C.C. Richards & Co pushed Minard's liniment as the cure-all for diphtheria, whooping cough, asthma, bronchitis, cholera, and for an added bonus, it could make hens lay.

In a freak accident in 1933, the infant, Julie, at thirteen months, suffocated when a cooked navy bean wedged in her air passage. Nothing could save her.

Still, ten children survived into adulthood. Eric, born in 1908; Joshua, 1910; Robert, 1914; Mabel, 1916; Nellie Amelia, my mother, in 1919; Selby, 1922; Ralph, 1924; Otto, 1926; Phyllis, 1929; and Ruby, born in 1931--twenty-five years of child-bearing for Grandmother.

Just when they thought the dark times had passed, came another cruel blow when the eldest, 30-year-old Eric, disappeared in 1938 leaving a goodbye letter telling them he would not be in touch for five years. He did not disclose his destination. Gone, but he lived on in their memories.

His brothers and sisters did their best to find him. He remained an elusive phantom--showing up in Canadian border registers at Sydney, Nova Scotia in the mid-twenties; port-of-entry records in New York where he was listed as the purser on the freighting schooner, Ester Adelaide, in the late twenties; Halifax during the Great Depression; then into the void.

His goodbye letter offered a tantalizing clue--verbatim instructions provided by those recruiting young men for the International Brigades to fight against fascism in the Spanish Civil War. Tell no-one, not even your family, where you are going.

It was illegal, of course. Canada's parliament had passed legislation to prevent young men from participating in the struggle.

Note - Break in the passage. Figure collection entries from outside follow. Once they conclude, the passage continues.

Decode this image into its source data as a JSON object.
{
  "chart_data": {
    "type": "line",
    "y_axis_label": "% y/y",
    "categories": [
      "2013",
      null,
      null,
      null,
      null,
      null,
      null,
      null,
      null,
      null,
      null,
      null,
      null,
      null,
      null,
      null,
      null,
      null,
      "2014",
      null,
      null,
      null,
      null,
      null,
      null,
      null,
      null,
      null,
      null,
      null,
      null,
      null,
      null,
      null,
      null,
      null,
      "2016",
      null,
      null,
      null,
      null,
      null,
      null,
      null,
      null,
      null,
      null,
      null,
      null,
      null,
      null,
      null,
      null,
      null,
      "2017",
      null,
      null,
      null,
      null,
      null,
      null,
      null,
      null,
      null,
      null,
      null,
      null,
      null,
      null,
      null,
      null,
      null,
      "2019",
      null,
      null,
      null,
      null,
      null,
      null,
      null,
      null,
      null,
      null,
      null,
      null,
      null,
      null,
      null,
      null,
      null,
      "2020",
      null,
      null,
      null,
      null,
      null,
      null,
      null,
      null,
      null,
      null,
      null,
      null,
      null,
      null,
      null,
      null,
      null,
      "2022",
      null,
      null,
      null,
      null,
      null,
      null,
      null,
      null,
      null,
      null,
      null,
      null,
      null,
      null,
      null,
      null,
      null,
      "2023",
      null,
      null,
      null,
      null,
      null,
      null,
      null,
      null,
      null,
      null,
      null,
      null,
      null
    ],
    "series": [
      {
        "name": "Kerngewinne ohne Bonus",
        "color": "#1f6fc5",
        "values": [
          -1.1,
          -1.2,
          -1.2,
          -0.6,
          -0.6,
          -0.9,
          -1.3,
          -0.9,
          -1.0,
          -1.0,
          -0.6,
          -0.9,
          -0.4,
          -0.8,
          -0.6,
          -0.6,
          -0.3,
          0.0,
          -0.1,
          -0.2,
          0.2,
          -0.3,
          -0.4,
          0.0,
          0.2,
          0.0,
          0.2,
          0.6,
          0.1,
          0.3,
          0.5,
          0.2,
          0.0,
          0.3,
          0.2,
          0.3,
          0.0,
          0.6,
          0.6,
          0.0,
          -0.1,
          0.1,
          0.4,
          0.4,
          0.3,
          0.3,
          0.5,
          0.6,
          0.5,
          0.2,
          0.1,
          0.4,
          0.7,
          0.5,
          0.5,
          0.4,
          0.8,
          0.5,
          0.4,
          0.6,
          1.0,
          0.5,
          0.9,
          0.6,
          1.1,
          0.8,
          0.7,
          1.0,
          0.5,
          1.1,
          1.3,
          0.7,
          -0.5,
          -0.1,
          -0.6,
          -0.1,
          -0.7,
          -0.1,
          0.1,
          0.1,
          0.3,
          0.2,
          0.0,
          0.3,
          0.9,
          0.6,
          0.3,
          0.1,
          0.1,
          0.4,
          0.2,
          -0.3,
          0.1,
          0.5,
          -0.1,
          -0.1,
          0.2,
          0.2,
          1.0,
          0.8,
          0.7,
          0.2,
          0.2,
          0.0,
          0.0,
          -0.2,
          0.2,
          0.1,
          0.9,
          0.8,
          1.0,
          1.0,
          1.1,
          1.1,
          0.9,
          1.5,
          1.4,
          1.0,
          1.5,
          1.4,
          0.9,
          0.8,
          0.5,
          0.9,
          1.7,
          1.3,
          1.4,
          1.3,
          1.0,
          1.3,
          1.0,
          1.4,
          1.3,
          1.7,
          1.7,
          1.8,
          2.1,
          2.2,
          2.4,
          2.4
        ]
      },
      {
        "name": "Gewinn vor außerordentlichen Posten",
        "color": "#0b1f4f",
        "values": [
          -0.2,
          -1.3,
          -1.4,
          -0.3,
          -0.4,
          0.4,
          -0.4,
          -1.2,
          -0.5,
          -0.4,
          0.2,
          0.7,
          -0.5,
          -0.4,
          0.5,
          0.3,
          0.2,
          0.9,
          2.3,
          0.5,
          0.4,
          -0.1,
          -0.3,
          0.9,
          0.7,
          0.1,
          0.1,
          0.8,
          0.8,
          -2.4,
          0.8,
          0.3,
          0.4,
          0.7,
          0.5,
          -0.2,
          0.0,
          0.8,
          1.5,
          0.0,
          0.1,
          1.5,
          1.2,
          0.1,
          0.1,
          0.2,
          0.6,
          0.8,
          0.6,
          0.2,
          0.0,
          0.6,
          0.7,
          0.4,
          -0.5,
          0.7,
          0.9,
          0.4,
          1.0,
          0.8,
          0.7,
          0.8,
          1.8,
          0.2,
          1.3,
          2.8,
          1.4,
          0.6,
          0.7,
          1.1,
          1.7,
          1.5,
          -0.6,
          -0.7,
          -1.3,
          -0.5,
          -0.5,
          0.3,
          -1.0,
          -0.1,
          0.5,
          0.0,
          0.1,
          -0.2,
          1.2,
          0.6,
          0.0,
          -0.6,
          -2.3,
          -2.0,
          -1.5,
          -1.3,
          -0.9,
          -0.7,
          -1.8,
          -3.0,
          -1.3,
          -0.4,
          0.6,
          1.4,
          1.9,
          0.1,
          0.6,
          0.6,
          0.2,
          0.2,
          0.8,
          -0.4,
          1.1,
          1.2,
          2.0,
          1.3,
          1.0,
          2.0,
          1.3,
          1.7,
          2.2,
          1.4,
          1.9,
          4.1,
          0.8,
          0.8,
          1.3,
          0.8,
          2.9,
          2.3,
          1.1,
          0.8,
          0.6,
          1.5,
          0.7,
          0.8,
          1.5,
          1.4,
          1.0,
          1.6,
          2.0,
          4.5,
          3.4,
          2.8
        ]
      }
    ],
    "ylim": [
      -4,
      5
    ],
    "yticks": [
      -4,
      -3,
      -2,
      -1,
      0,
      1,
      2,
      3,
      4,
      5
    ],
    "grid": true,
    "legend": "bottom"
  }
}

Perhaps the cruelest part for my grandparents was having to listen to stories about Eric's whereabouts, hypotheses thrown out to explain the unexplainable; that he may have been seen on a Swedish freighter docked close by; that he was serving a prison term in the US for smuggling during the prohibition era; that he had been killed in action with US forces during WW2. None stood up to investigation.

What really happened? We will never know with 100% certainty. That bothersome 1% doubt often confounds our search in the dark corners of the past.

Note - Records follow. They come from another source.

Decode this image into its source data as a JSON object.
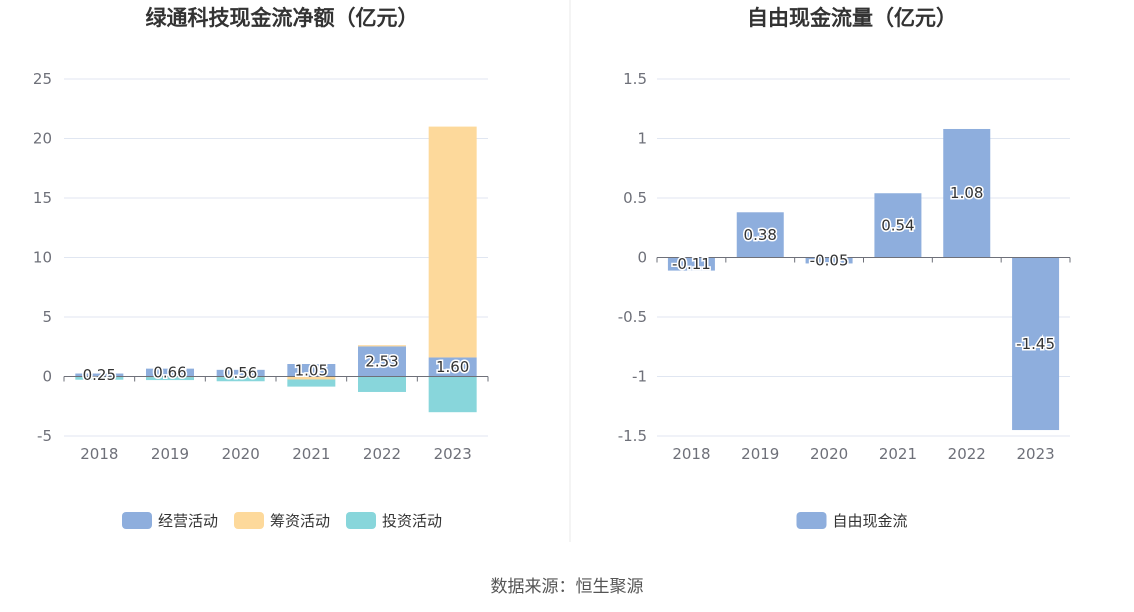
{
  "source_text": "数据来源：恒生聚源",
  "chart_data": [
    {
      "type": "bar",
      "title": "绿通科技现金流净额（亿元）",
      "categories": [
        "2018",
        "2019",
        "2020",
        "2021",
        "2022",
        "2023"
      ],
      "series": [
        {
          "name": "经营活动",
          "color": "#8eaedd",
          "values": [
            0.25,
            0.66,
            0.56,
            1.05,
            2.53,
            1.6
          ]
        },
        {
          "name": "筹资活动",
          "color": "#fdd99b",
          "values": [
            -0.02,
            -0.05,
            -0.05,
            -0.25,
            0.1,
            19.4
          ]
        },
        {
          "name": "投资活动",
          "color": "#88d6db",
          "values": [
            -0.25,
            -0.25,
            -0.35,
            -0.6,
            -1.3,
            -3.0
          ]
        }
      ],
      "data_labels": [
        "0.25",
        "0.66",
        "0.56",
        "1.05",
        "2.53",
        "1.60"
      ],
      "ylim": [
        -5,
        25
      ],
      "yticks": [
        "25",
        "20",
        "15",
        "10",
        "5",
        "0",
        "-5"
      ],
      "stacked": true,
      "grid": true,
      "legend_position": "bottom"
    },
    {
      "type": "bar",
      "title": "自由现金流量（亿元）",
      "categories": [
        "2018",
        "2019",
        "2020",
        "2021",
        "2022",
        "2023"
      ],
      "series": [
        {
          "name": "自由现金流",
          "color": "#8eaedd",
          "values": [
            -0.11,
            0.38,
            -0.05,
            0.54,
            1.08,
            -1.45
          ]
        }
      ],
      "data_labels": [
        "-0.11",
        "0.38",
        "-0.05",
        "0.54",
        "1.08",
        "-1.45"
      ],
      "ylim": [
        -1.5,
        1.5
      ],
      "yticks": [
        "1.5",
        "1",
        "0.5",
        "0",
        "-0.5",
        "-1",
        "-1.5"
      ],
      "grid": true,
      "legend_position": "bottom"
    }
  ]
}
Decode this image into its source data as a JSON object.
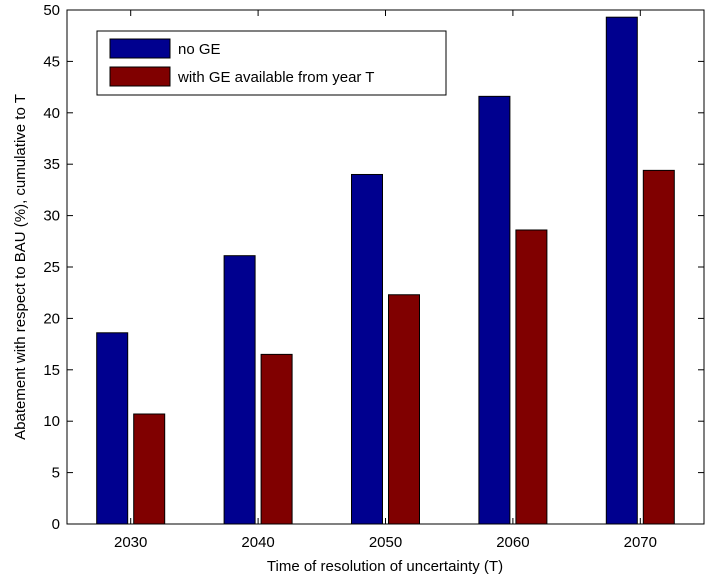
{
  "chart_data": {
    "type": "bar",
    "categories": [
      "2030",
      "2040",
      "2050",
      "2060",
      "2070"
    ],
    "series": [
      {
        "name": "no GE",
        "color": "#00008f",
        "values": [
          18.6,
          26.1,
          34.0,
          41.6,
          49.3
        ]
      },
      {
        "name": "with GE available from year T",
        "color": "#800000",
        "values": [
          10.7,
          16.5,
          22.3,
          28.6,
          34.4
        ]
      }
    ],
    "title": "",
    "xlabel": "Time of resolution of uncertainty (T)",
    "ylabel": "Abatement with respect to BAU (%), cumulative to T",
    "ylim": [
      0,
      50
    ],
    "yticks": [
      0,
      5,
      10,
      15,
      20,
      25,
      30,
      35,
      40,
      45,
      50
    ],
    "grid": false,
    "legend_position": "top-left"
  }
}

Sammy and Bessie were larger than life, Grandmother, a born story-teller, with tales of the wild west involving her sister, Lucy-Mae, and Lucy-Mae's partner, Joe Morgan--Uncle Joe. A gunfight in a crowded saloon...

Grandfather was a giant in a 5' 2" frame, his mannerisms sometimes odd.

Whenever he shopped for clothing, he demanded several sizes beyond what the clerk suggested and always rebuked the man for thinking he was 'a mere boy.'

The old hag haunted his dreams all the way to the end.

Grandfather's Newfoundland pony, Bob, was as eccentric as its master, with the strange ability to calculate the precise weight of its load. If an extra pound were packed on his sled, the stubborn horse looked Grandfather in the eye, lay down on the road, and ignored all encouragement and threats until the offending weight was removed. Grandfather invariably yielded to the pony's wishes, always with the comment, "Bob, you bloody reptile."

I use the expression often.

Sources: United States Prison Records, United States Military Personnel Records, Library and Archives Canada; Spanish Civil War records, The Rooms: Census, Parish and other Records, Long Island Cemeteries, Records of the United Church of Canada, Personal interviews, The Twillingate Sun, 1883-1887.

NB: Newfoundland and Labrador's archival records are some of the best in the English-speaking world, making it relatively easy to trace ancestry to the early days of English settlement.